What is the purpose the checksum feature?
To provide limited colorization to a selection of legacy, Nintendo-published games, as well as show the Nintendo logo for two specific games, explained later. This feature allows individual games to get a light touchup, by assigning a single palette to the background layer, and two palettes mapped onto the two sprite palettes available for black and white Game Boy games. A notable example of this is that Pokémon Blue and Red, which are not GBC enhanced titles, will receive a blue and red tint by default, respectively. However, this pre-specified palette can be modified by the user by pressing a direction on the D pads during startup, just like with any other legacy game.

This feature is only applied to legacy games, as GBC enhanced games are able to set the color palettes freely, and have hardware access to many more palettes, up to 8 for the background layer, and 8 for sprites. Because no further legacy games were to be released at this point, the full back catalog was known and no further accommodations needed to be made for legacy games after the release of the GBC.
For this feature to be enabled by the boot ROM, a number of conditions need to be true:
- The Game Boy Color enabled flag must not be set in the ROM header, ie address
0x0143
must have bit 7 set to 0.
- The licensee id, in either the old or new licensee field of the ROM header must be set to
0x01
, indicating a first party game published by Nintendo.
- The checksum of the ROM title must exactly match one of the entries in the table.
The Cutting Room Floor has a list of all used palette configurations and their respective games.
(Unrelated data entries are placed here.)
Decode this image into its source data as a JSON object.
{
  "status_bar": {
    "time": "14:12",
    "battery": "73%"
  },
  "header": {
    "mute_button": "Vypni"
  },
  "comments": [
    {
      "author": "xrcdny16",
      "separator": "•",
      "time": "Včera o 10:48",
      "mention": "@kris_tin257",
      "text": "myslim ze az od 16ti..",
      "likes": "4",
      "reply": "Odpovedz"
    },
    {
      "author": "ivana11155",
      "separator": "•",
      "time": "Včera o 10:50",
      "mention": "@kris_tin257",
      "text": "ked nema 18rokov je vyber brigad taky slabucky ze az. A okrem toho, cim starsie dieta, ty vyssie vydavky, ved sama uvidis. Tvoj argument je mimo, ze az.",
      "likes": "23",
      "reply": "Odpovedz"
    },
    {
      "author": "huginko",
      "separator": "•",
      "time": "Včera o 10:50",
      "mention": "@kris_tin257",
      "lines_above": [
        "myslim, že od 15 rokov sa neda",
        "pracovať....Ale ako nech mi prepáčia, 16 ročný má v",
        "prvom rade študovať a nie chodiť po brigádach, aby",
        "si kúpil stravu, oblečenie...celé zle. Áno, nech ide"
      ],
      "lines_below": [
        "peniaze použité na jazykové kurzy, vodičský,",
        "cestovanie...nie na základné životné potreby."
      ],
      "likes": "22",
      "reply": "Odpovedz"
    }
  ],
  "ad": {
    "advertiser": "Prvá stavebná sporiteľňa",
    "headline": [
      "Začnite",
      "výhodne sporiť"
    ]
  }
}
A Nintendo logo is shown for two games
A lesser known effect is that two games are specified to have the Nintendo logo shown on screen on startup. Earlier versions of the boot ROM left a Nintendo on screen, whereas the GBC boot ROM clears the screen by default. However, two games (Chessmaster and X) rely on that initially shown logo being there for their own intro animation. If you left it out, the screen would look empty (see the examples below) so Nintendo made the GBC boot ROM display the logo for those particular games. They could have shown the logo for all games, but that would make the logo quickly show and disappear in a flash before the game boots for many games, which would have been ugly.

Why check only for a checksum and not the full title?
To save space in the boot ROM. Putting a boot ROM on the silicon die of the CPU chip is expensive, so there's an incentive to make it as small as possible to make the physical size of the die as small as possible. Storing only the checksum takes one byte per game, whereas storing the full title would take 16 bytes per game. This means that there will be hash collisions, however...
- The full catalog was known and no future non-Color games would be released at this point, so future hash collisions were not an issue.
- Only Nintendo-published games are included, making the collision risk much lower.
- Some hash collisions do exist and are checked specifically by the boot ROM. In this case, the 4th byte of the title is used as a decider.